At the moment that I see this, it does indeed appear to me that he is busy wrestling light from the gods in order to paint away the wealth of greys. Light and material, light and paint coincide here, and what more could an artist dream of? I see Jan, always busy in the immediate present, embracing the light and then erasing its diverse tones. I look at the chapel and see a varied palette of dark and light smudges. The chapel looks like a flat surface. However, a moment later I discern a grey veil into which I myself am incorporated for a moment.

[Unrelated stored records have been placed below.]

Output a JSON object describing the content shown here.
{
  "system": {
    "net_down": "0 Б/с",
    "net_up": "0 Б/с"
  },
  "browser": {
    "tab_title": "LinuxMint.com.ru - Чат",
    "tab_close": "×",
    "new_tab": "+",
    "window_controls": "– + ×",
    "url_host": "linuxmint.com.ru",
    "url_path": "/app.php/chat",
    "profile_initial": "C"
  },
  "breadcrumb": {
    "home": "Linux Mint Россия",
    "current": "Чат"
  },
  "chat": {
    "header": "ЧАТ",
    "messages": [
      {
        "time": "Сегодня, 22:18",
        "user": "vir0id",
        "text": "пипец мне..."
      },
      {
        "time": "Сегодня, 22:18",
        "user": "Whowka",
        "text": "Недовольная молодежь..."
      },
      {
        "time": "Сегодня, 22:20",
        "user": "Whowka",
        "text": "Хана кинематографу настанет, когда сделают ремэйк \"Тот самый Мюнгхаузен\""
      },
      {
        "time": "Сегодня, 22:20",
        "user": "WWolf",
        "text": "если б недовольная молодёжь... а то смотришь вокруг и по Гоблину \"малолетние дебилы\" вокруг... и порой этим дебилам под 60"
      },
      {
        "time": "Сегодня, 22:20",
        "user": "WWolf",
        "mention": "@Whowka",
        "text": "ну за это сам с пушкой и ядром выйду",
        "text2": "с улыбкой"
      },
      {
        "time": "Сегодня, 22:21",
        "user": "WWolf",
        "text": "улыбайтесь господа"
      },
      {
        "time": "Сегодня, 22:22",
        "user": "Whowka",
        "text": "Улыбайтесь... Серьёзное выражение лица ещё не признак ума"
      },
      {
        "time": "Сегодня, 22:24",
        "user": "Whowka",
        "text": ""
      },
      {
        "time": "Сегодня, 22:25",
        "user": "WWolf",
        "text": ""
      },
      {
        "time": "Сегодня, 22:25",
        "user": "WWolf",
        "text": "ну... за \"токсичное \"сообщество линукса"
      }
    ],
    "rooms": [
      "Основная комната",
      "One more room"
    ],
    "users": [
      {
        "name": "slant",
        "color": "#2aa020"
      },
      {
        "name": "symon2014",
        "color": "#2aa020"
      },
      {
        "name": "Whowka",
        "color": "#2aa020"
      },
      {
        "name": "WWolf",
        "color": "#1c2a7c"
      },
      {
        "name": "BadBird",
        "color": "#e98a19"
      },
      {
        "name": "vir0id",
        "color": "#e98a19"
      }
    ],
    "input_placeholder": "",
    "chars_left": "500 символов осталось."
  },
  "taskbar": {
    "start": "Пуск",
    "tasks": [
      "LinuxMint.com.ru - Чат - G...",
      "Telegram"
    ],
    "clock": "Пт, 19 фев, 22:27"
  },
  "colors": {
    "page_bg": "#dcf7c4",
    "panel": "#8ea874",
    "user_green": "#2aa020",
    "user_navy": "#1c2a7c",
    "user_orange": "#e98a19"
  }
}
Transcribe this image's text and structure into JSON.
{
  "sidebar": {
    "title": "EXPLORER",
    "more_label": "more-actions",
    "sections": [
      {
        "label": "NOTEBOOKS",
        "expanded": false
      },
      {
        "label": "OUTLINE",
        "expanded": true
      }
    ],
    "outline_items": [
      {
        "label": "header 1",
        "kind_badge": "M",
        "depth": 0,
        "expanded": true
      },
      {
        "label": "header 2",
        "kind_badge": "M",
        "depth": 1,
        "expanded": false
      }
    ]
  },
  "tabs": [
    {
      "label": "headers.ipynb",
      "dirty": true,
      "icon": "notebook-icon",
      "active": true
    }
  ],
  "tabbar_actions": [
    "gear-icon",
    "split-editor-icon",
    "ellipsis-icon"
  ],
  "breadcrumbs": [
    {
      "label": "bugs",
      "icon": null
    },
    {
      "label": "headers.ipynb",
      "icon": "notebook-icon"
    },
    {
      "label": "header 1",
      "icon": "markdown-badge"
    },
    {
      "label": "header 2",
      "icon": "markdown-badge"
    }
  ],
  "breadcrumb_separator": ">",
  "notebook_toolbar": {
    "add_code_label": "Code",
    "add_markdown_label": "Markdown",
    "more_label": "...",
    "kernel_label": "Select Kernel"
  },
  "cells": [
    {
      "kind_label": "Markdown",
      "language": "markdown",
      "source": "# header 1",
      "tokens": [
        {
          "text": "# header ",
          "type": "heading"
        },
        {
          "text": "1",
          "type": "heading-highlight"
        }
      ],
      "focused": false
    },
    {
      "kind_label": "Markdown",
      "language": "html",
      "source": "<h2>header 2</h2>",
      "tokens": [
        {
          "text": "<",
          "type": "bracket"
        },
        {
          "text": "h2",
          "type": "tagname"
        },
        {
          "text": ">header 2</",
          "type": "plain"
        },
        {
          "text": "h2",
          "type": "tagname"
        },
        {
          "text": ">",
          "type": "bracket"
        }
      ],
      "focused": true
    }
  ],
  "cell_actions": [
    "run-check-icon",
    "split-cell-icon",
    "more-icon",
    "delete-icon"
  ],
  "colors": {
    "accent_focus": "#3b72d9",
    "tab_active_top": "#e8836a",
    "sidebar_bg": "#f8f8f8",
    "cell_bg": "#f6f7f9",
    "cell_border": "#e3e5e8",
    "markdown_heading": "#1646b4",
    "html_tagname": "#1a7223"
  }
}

And, in this moment, I feel absorbed into an expanding and shrinking grey universe in which I no longer have any sense of time.

The chapel seems to dissolve into itself, to become immaterial, and suddenly the grey manifests itself to me in a wealth of light frequencies and colour. Then I realize that the grey has fooled me and has somehow enabled my own light and colour projections to shine through it. At this point I fly to the window, leaving Jan behind. I hear him calling in the distance: ‘I try and fail every day.’ Then I am outside the church, and also outside my head. I have never seen the grass as green as this, and never perceived so many colours in the heavens.